Con uno storico voto, la Svizzera decide di dire addio al nucleare. Il 58,2% dei cittadini, infatti, ha detto sì a un articolato piano del governo riguardo l’intero assetto energetico del Paese. I Verdi: “Un risultato storico che ci proietta nel futuro”.
Un successo sorprendente
Il risultato del referendum non era affatto scontato. In passato, in altre consultazioni, l’opinione pubblica svizzera non era parsa così convinta. Solo nel 2016 era stato bocciato un referendum promosso dai Verdi, nel quale chiedevano uno spegnimento più rapido dei reattori, entro il 2029. Per queste votazioni, i sondaggi prevedevano una vittoria del sì di appena il 53%. Il risultato, come abbiamo visto, ha decisamente superato le aspettative. Ma se a livello nazionale il risultato è stato del 58,2%, nelle grandi città la vittoria del sì è stata ancora più ampia.
Nei cantoni di Zurigo e Ginevra, infatti, il risultato è stato davvero netto.
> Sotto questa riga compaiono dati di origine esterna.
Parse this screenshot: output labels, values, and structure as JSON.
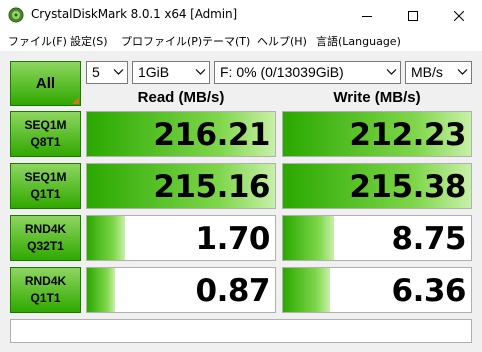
{
  "window": {
    "title": "CrystalDiskMark 8.0.1 x64 [Admin]",
    "controls": {
      "minimize": "minimize-icon",
      "maximize": "maximize-icon",
      "close": "close-icon"
    }
  },
  "menu": [
    "ファイル(F)",
    "設定(S)",
    "プロファイル(P)",
    "テーマ(T)",
    "ヘルプ(H)",
    "言語(Language)"
  ],
  "toolbar": {
    "all_label": "All",
    "count": "5",
    "size": "1GiB",
    "drive": "F: 0% (0/13039GiB)",
    "unit": "MB/s"
  },
  "headers": {
    "read": "Read (MB/s)",
    "write": "Write (MB/s)"
  },
  "rows": [
    {
      "line1": "SEQ1M",
      "line2": "Q8T1",
      "read": "216.21",
      "write": "212.23",
      "read_fill": 1.0,
      "write_fill": 1.0
    },
    {
      "line1": "SEQ1M",
      "line2": "Q1T1",
      "read": "215.16",
      "write": "215.38",
      "read_fill": 1.0,
      "write_fill": 1.0
    },
    {
      "line1": "RND4K",
      "line2": "Q32T1",
      "read": "1.70",
      "write": "8.75",
      "read_fill": 0.2,
      "write_fill": 0.27
    },
    {
      "line1": "RND4K",
      "line2": "Q1T1",
      "read": "0.87",
      "write": "6.36",
      "read_fill": 0.15,
      "write_fill": 0.25
    }
  ],
  "comment": "",
  "colors": {
    "accent_green": "#30a800",
    "bar_green": "#7ed64a",
    "corner_orange": "#e07020"
  }
}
A Zurigo i “sì” sono arrivati attorno al 60%. Mentre a Ginevra l’addio al nucleare si è rivelato un plebiscito: circa il 70% di favorevoli.
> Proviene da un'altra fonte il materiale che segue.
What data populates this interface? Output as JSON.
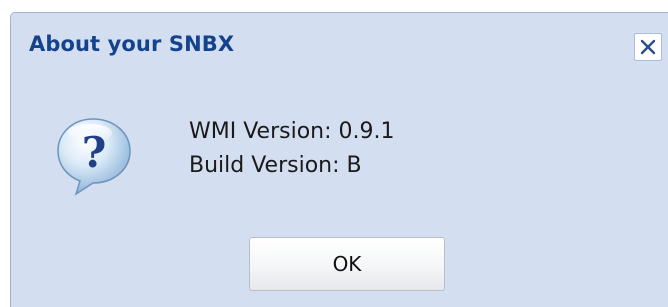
{
  "dialog": {
    "title": "About your SNBX",
    "close_icon": "close-icon",
    "message_icon": "question-icon",
    "lines": [
      "WMI Version: 0.9.1",
      "Build Version: B"
    ],
    "ok_label": "OK"
  },
  "colors": {
    "dialog_background": "#d3dff0",
    "title_text": "#15428b",
    "border": "#9fb3cf"
  }
}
Il nuovo piano energetico della Svizzera
Il piano validato dal voto popolare di ieri si articola in tre punti principali. Il primo punto riguarda lo spegnimento progressivo dei 5 reattori oggi attivi. Questi attualmente coprono un terzo del fabbisogno nazionale di elettricità. Per ogni spegnimento si attenderà il termine del suo ciclo di vita. La prima centrale nucleare a fermare i battenti dovrebbe essere quella di Beznau, situata nel cantone settentrionale di Aargau, non lontano dalla frontiera con la Germania. È attiva da ben 47 anni e ciò la rende la più vecchia centrale nucleare del mondo.
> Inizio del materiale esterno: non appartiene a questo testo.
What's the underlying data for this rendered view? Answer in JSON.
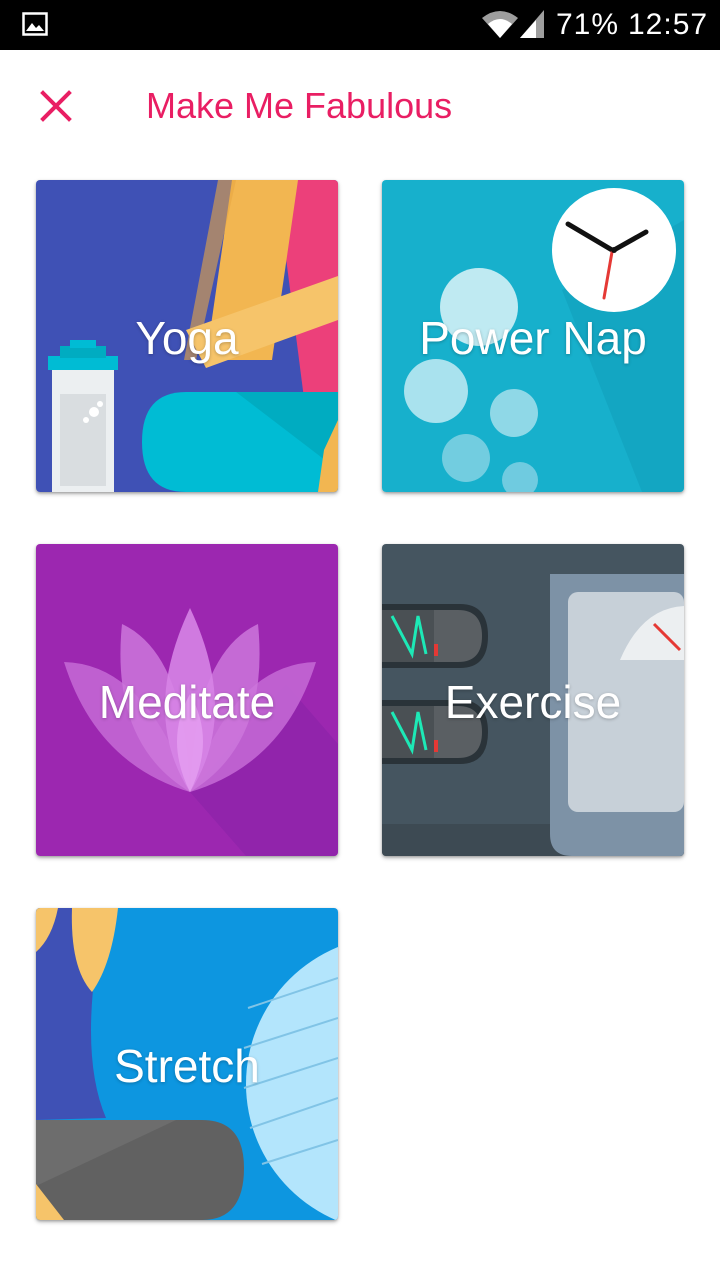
{
  "status_bar": {
    "battery": "71%",
    "time": "12:57",
    "icons": [
      "gallery-icon",
      "wifi-icon",
      "signal-icon"
    ]
  },
  "header": {
    "title": "Make Me Fabulous",
    "close_icon": "close-icon"
  },
  "cards": [
    {
      "label": "Yoga",
      "color": "#3f51b5"
    },
    {
      "label": "Power Nap",
      "color": "#17b0cc"
    },
    {
      "label": "Meditate",
      "color": "#9c27b0"
    },
    {
      "label": "Exercise",
      "color": "#455560"
    },
    {
      "label": "Stretch",
      "color": "#0d96e0"
    }
  ],
  "colors": {
    "accent": "#e91e63",
    "background": "#ffffff",
    "status_bar": "#000000"
  }
}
Il secondo punto del piano si incentra sull’incentivo ad aumentare il ricorso a fonti rinnovabili. Il governo svizzero, infatti, vuole evitare che il vuoto energetico lasciato dal nucleare venga colmato facendo ricorso a un aumento dei consumi di petrolio e gas. Il terzo punto si basa sull’impegno a tagliare i consumi individuali. Questa strategia punta, grazie all’efficienza energetica residenziale e industriale, ad un calo del 16% entro il 2020 e del 43% entro il 2035. La Svizzera ha stimato il costo che la manovra comporterà per le famiglie svizzere: 40 franchi (36,5 euro) all’anno in media rispetto ad oggi. Un aggravio che però potrà essere ampiamente compensato proprio grazie alle politiche di efficientamento.
Le controversie
Se il risultato delle urne è chiaro, lo è meno ome centrare l’ambizioso obiettivo fissato per il 2050. Almeno secondo l’opposizione. Infatti, secondo l’Udc il traguardo è irraggiungibile. Secondo il partito di centrodestra, questo piano energetico espone i cittadini svizzeri a un aumento delle tasse sui consumi energetici. Sempre secondo gli oppositori, questa riforma porterà ad un forte aumento della spesa pubblica per incentivare la produzione di energie alternative e ammodernare gli impianti domestici.
Il problema dei costi per la transizione dal nucleare al green, infatti, è tutt’altro che risolto. Anche la Società svizzera degli impresari e dei costruttori si augura adesso che venga garantito il fabbisogno di energia elettrica per le industrie e che il governo mantenga le promesse fatte in campagna elettorale. “Si tratta di un giorno storico per tutti gli ecologisti. Così il nostro paese potrà entrare nel Ventunesimo secolo energetico”, ha dichiarato la deputata dei Verdi Adèle Thorens Goumaz.
Il governo, inoltre, sottolinea un ulteriore aspetto. La nuova strategia potrà consentire di ridurre la dipendenza dall’estero, favorendo l’innovazione e i posti di lavoro in Svizzera. La Svizzera, dunque, segue la strada imboccata in passato dalla vicina Austria (e dall’Italia) e più recentemente dalla Germania. Infatti, anche il governo di Berlino ha deciso di uscire dal nucleare entro il 2022.